What is iCloud Drive?
iCloud Drive stores your presentations, spreadsheets, PDFs, images, and other kinds of documents in iCloud so you can access them from any of your devices set up for iCloud Drive. It allows your apps to share documents so you can work on the same file across multiple apps. iCloud File Sharing lets you share documents and files with other iCloud users and work on them.

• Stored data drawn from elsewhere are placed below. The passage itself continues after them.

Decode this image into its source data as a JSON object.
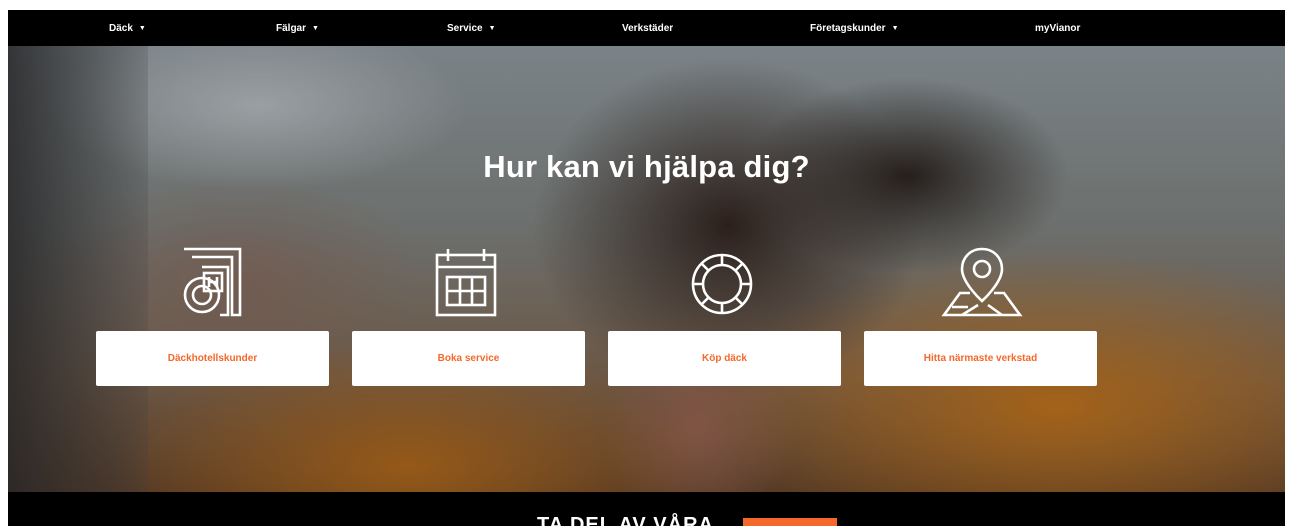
{
  "nav": {
    "items": [
      {
        "label": "Däck",
        "has_caret": true
      },
      {
        "label": "Fälgar",
        "has_caret": true
      },
      {
        "label": "Service",
        "has_caret": true
      },
      {
        "label": "Verkstäder",
        "has_caret": false
      },
      {
        "label": "Företagskunder",
        "has_caret": true
      },
      {
        "label": "myVianor",
        "has_caret": false
      }
    ],
    "caret": "▼"
  },
  "hero": {
    "title": "Hur kan vi hjälpa dig?"
  },
  "cards": [
    {
      "label": "Däckhotellskunder",
      "icon": "tire-hotel-icon"
    },
    {
      "label": "Boka service",
      "icon": "calendar-icon"
    },
    {
      "label": "Köp däck",
      "icon": "tire-icon"
    },
    {
      "label": "Hitta närmaste verkstad",
      "icon": "map-pin-icon"
    }
  ],
  "bottom": {
    "text": "TA DEL AV VÅRA"
  },
  "colors": {
    "accent": "#f4682a",
    "nav_bg": "#000000",
    "card_bg": "#ffffff"
  }
}
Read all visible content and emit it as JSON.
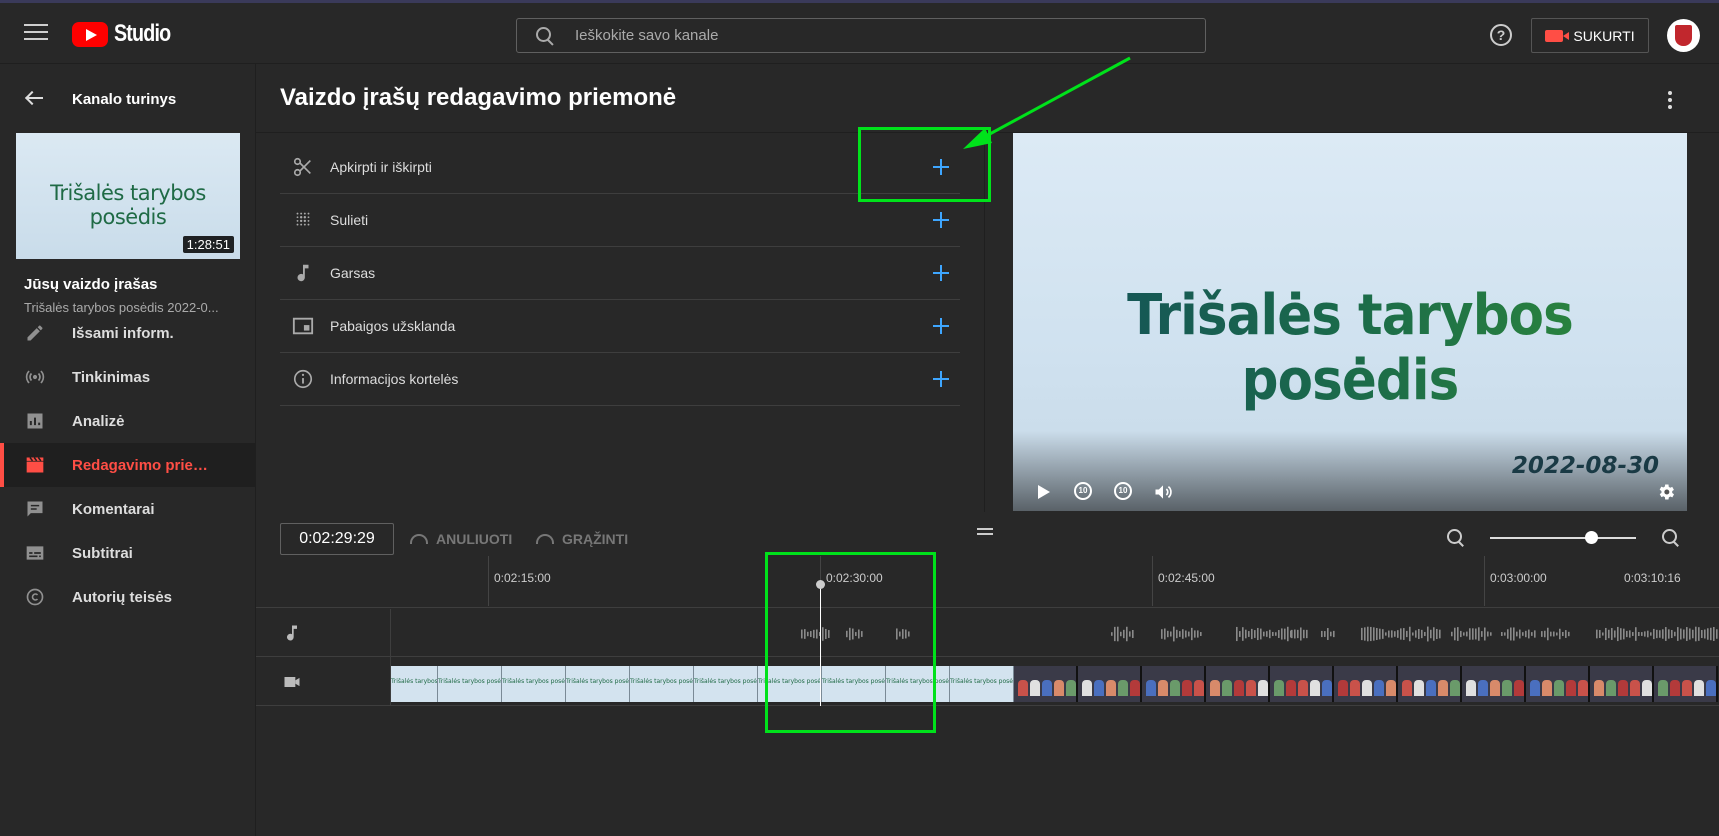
{
  "header": {
    "brand": "Studio",
    "search_placeholder": "Ieškokite savo kanale",
    "help": "?",
    "create_label": "SUKURTI"
  },
  "sidebar": {
    "back_title": "Kanalo turinys",
    "thumbnail_title": "Trišalės tarybos posėdis",
    "thumbnail_duration": "1:28:51",
    "your_video_label": "Jūsų vaizdo įrašas",
    "video_name": "Trišalės tarybos posėdis 2022-0...",
    "items": [
      {
        "label": "Išsami inform.",
        "icon": "pencil-icon"
      },
      {
        "label": "Tinkinimas",
        "icon": "broadcast-icon"
      },
      {
        "label": "Analizė",
        "icon": "analytics-icon"
      },
      {
        "label": "Redagavimo prie…",
        "icon": "clapperboard-icon",
        "active": true
      },
      {
        "label": "Komentarai",
        "icon": "comment-icon"
      },
      {
        "label": "Subtitrai",
        "icon": "subtitles-icon"
      },
      {
        "label": "Autorių teisės",
        "icon": "copyright-icon"
      }
    ]
  },
  "editor": {
    "title": "Vaizdo įrašų redagavimo priemonė",
    "tools": [
      {
        "label": "Apkirpti ir iškirpti",
        "icon": "scissors-icon"
      },
      {
        "label": "Sulieti",
        "icon": "blur-icon"
      },
      {
        "label": "Garsas",
        "icon": "music-note-icon"
      },
      {
        "label": "Pabaigos užsklanda",
        "icon": "end-screen-icon"
      },
      {
        "label": "Informacijos kortelės",
        "icon": "info-icon"
      }
    ],
    "preview_title": "Trišalės tarybos posėdis",
    "preview_date": "2022-08-30",
    "replay_label": "10",
    "forward_label": "10"
  },
  "timeline": {
    "current_time": "0:02:29:29",
    "undo_label": "ANULIUOTI",
    "redo_label": "GRĄŽINTI",
    "zoom_level": 0.7,
    "ticks": [
      "0:02:15:00",
      "0:02:30:00",
      "0:02:45:00",
      "0:03:00:00",
      "0:03:10:16"
    ],
    "frame_text": "Trišalės tarybos posėdis"
  },
  "colors": {
    "accent": "#3ea6ff",
    "active": "#ff4e45",
    "highlight": "#00e21b"
  }
}
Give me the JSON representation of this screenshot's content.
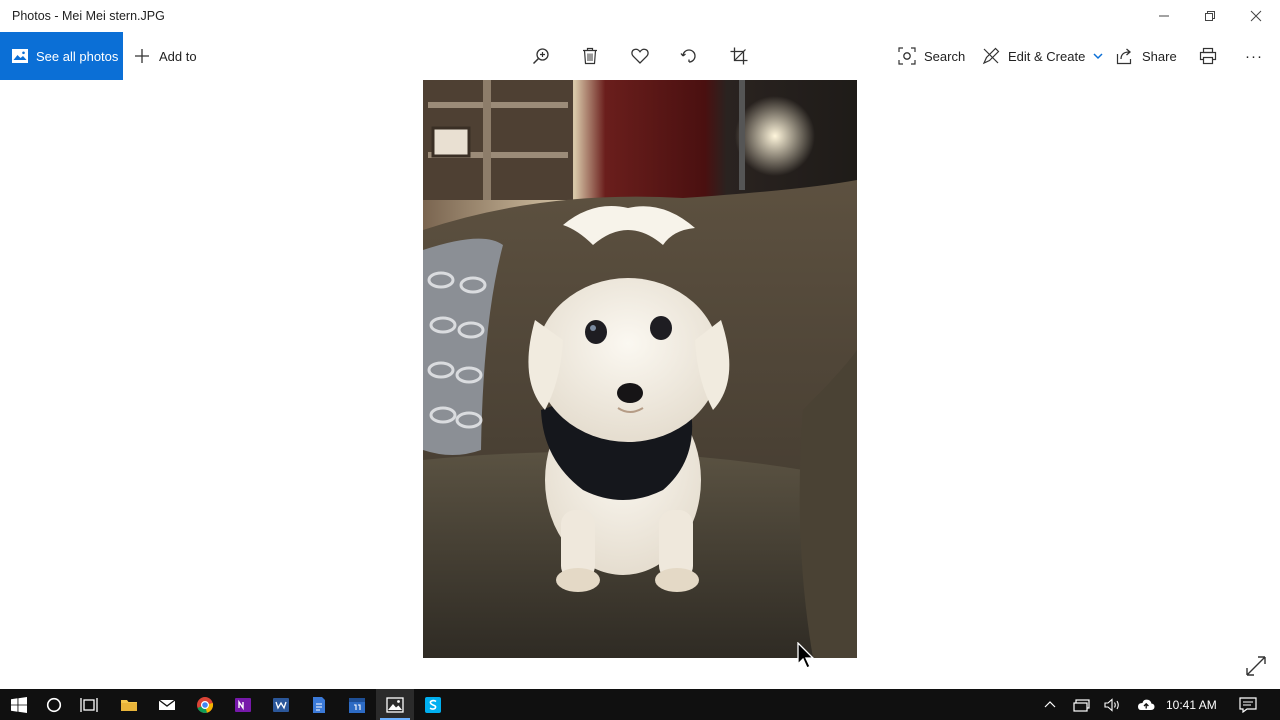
{
  "window": {
    "title": "Photos - Mei Mei stern.JPG"
  },
  "toolbar": {
    "see_all_label": "See all photos",
    "add_to_label": "Add to",
    "search_label": "Search",
    "edit_create_label": "Edit & Create",
    "share_label": "Share",
    "more_label": "···"
  },
  "photo": {
    "subject": "dog-on-couch"
  },
  "taskbar": {
    "apps": [
      "start",
      "cortana",
      "task-view",
      "file-explorer",
      "mail",
      "chrome",
      "onenote",
      "word",
      "notes",
      "calendar",
      "photos",
      "skype"
    ],
    "active_app": "photos",
    "clock": "10:41 AM"
  },
  "colors": {
    "accent": "#0b6fd6",
    "taskbar": "#101010"
  }
}
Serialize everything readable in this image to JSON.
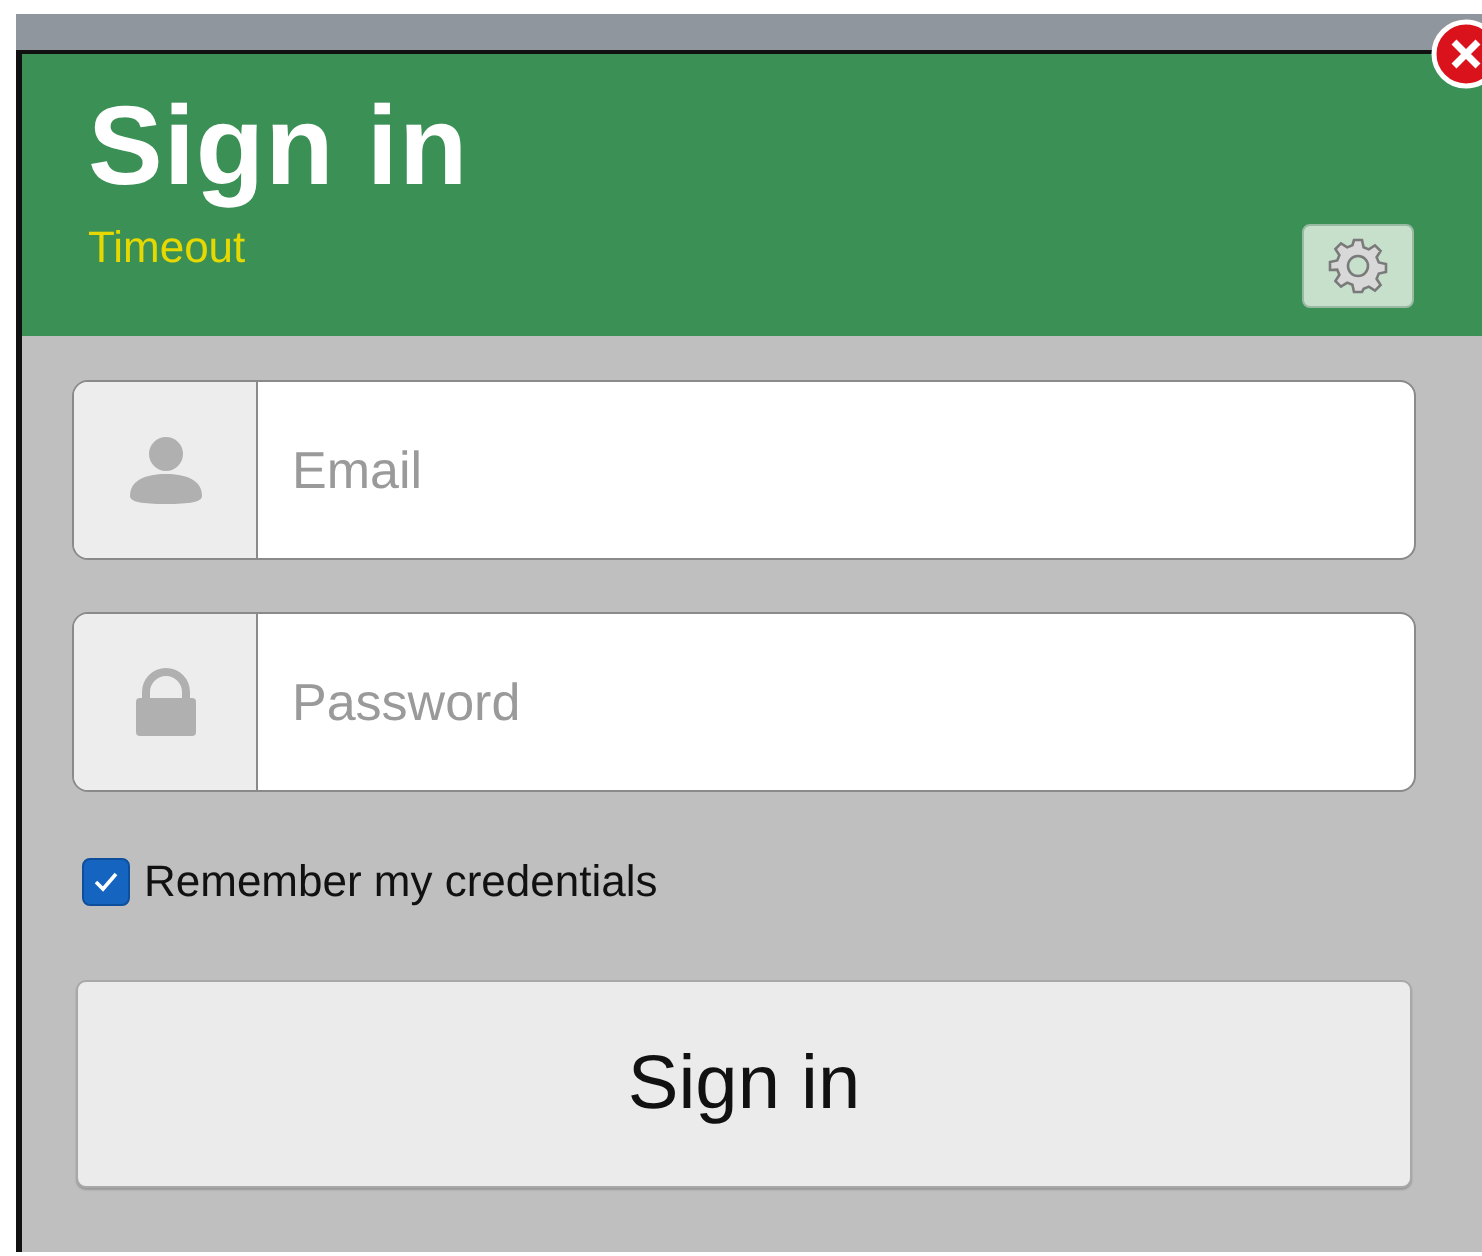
{
  "header": {
    "title": "Sign in",
    "subtitle": "Timeout"
  },
  "fields": [
    {
      "kind": "email",
      "placeholder": "Email"
    },
    {
      "kind": "password",
      "placeholder": "Password"
    }
  ],
  "remember": {
    "label": "Remember my credentials",
    "checked": true
  },
  "submit_button": "Sign in"
}
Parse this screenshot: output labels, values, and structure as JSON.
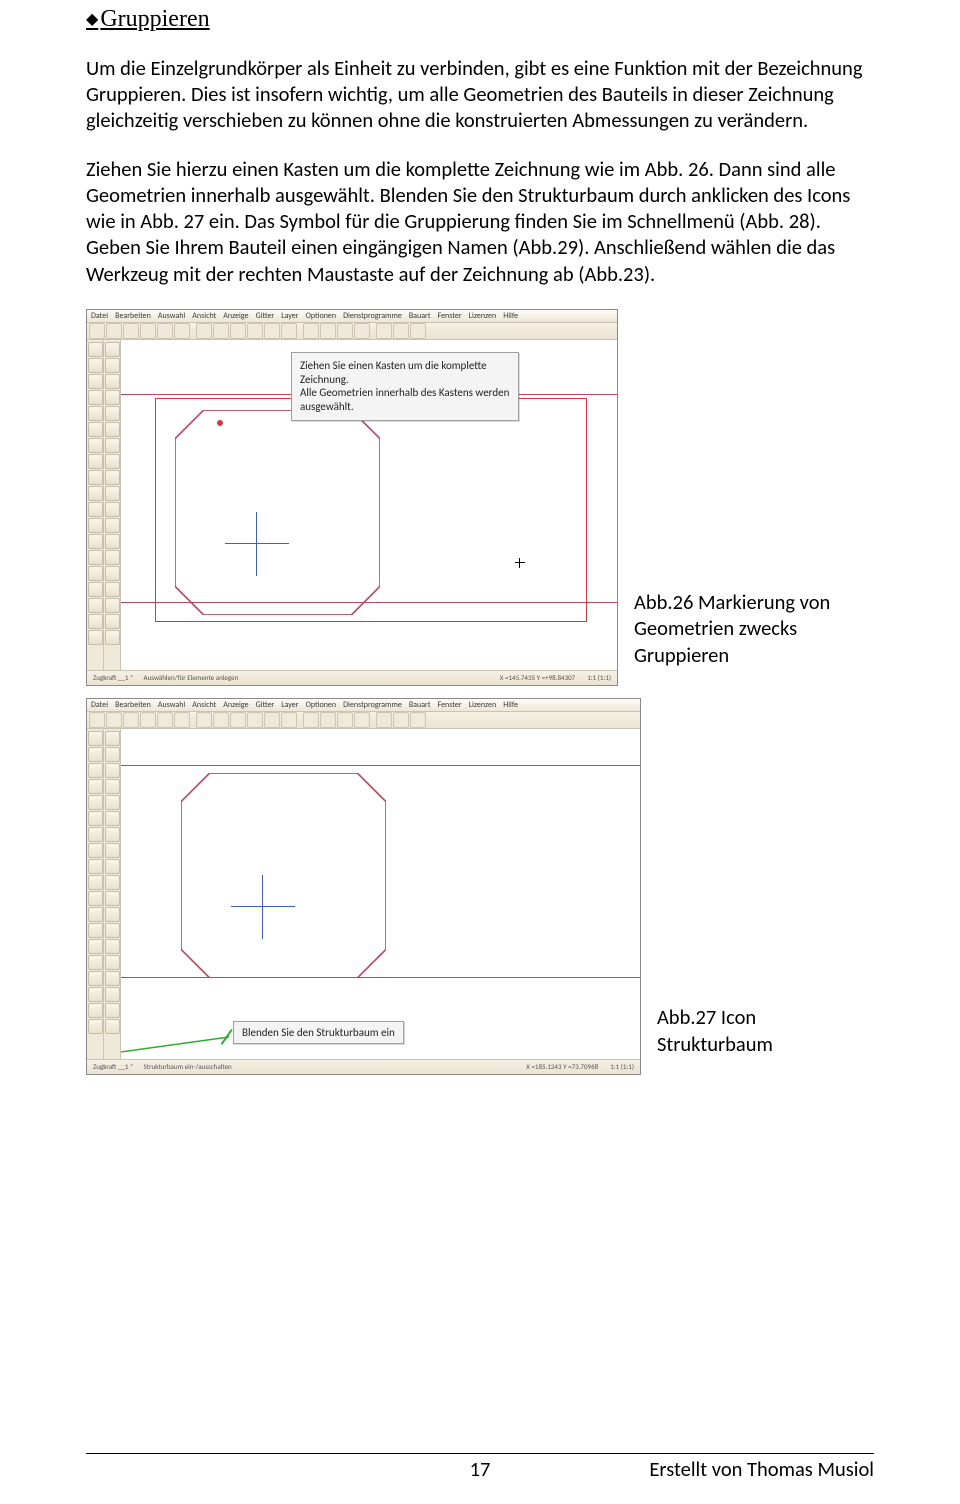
{
  "section": {
    "title": "Gruppieren"
  },
  "paragraphs": {
    "p1": "Um die Einzelgrundkörper als Einheit zu verbinden, gibt es eine Funktion mit der Bezeichnung Gruppieren. Dies ist insofern wichtig, um alle Geometrien des Bauteils in dieser Zeichnung gleichzeitig verschieben zu können ohne die konstruierten Abmessungen zu verändern.",
    "p2": "Ziehen Sie hierzu einen Kasten um die komplette Zeichnung wie im Abb. 26. Dann sind alle Geometrien innerhalb ausgewählt. Blenden Sie den Strukturbaum durch anklicken des Icons wie in Abb. 27 ein. Das Symbol für die Gruppierung finden Sie im Schnellmenü (Abb. 28). Geben Sie Ihrem Bauteil einen eingängigen Namen (Abb.29). Anschließend wählen die das Werkzeug mit der rechten Maustaste auf der Zeichnung ab (Abb.23)."
  },
  "captions": {
    "c1": "Abb.26 Markierung von Geometrien zwecks Gruppieren",
    "c2": "Abb.27 Icon Strukturbaum"
  },
  "cad": {
    "menus": [
      "Datei",
      "Bearbeiten",
      "Auswahl",
      "Ansicht",
      "Anzeige",
      "Gitter",
      "Layer",
      "Optionen",
      "Dienstprogramme",
      "Bauart",
      "Fenster",
      "Lizenzen",
      "Hilfe"
    ],
    "hint1_l1": "Ziehen Sie einen Kasten um die komplette Zeichnung.",
    "hint1_l2": "Alle Geometrien innerhalb des Kastens werden ausgewählt.",
    "status1_left": "Zugkraft __1 *",
    "status1_mid": "Auswählen/für Elemente anlegen",
    "coords1": "X =145.7435   Y =+98.84307",
    "scale1": "1:1 (1:1)",
    "hint2": "Blenden Sie den Strukturbaum ein",
    "status2_left": "Zugkraft __1 *",
    "status2_mid": "Strukturbaum ein-/ausschalten",
    "coords2": "X =185.1243   Y =73.70968",
    "scale2": "1:1 (1:1)"
  },
  "footer": {
    "page": "17",
    "author": "Erstellt von Thomas Musiol"
  }
}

You can use iCloud Drive on Mac computers (OS X v10.10 or later), iOS devices (iOS 8 or later), and Windows computers with iCloud for Windows (Windows 7 or later required). Your computers and devices must be signed in to iCloud with your Apple ID. If you don’t select the iCloud Drive feature on a device, the documents and data on that device aren’t kept up to date with the documents and data on your other devices that have iCloud Drive turned on.
Mac apps that support iCloud Drive include the Finder, TextEdit, Preview, Pages, Numbers, Keynote, iMovie, GarageBand, QuickTime Player, and some third-party apps. The Pages, Numbers, Keynote apps and iCloud Drive on iCloud.com also support iCloud Drive, and you can use them from a web browser on any Mac or Windows computer.
iCloud Drive also stores data for Mac apps, and it keeps the data up to date across your other devices set up for iCloud Drive. For example, Safari uses iCloud Drive to store your bookmarks, Reading List, and iCloud Tabs (webpages open on your other devices). Mail uses iCloud Drive to keep your rules, signatures, flag names, and Smart Mailboxes up to date on your Mac computers that have iCloud Drive turned on. Mail also uses iCloud Drive to keep your VIPs and Previous Recipients list the same on your Mac computers (OS X v10.8 or later) and iOS devices (iOS 6 or later) that have iCloud Mail and Contacts turned on.
Important: If you have devices set up for Documents & Data before you upgrade to iCloud Drive, your documents and data stored in iCloud are copied to iCloud Drive when you upgrade. Those documents and data are then available on all your devices with iCloud Drive turned on.
For information about using iCloud Drive on your iOS device, see the “Share files from iCloud Drive” section of the user guide for iPhone, iPad, or iPod Touch. For information about using iCloud Drive on your Windows computer, see iCloud Help.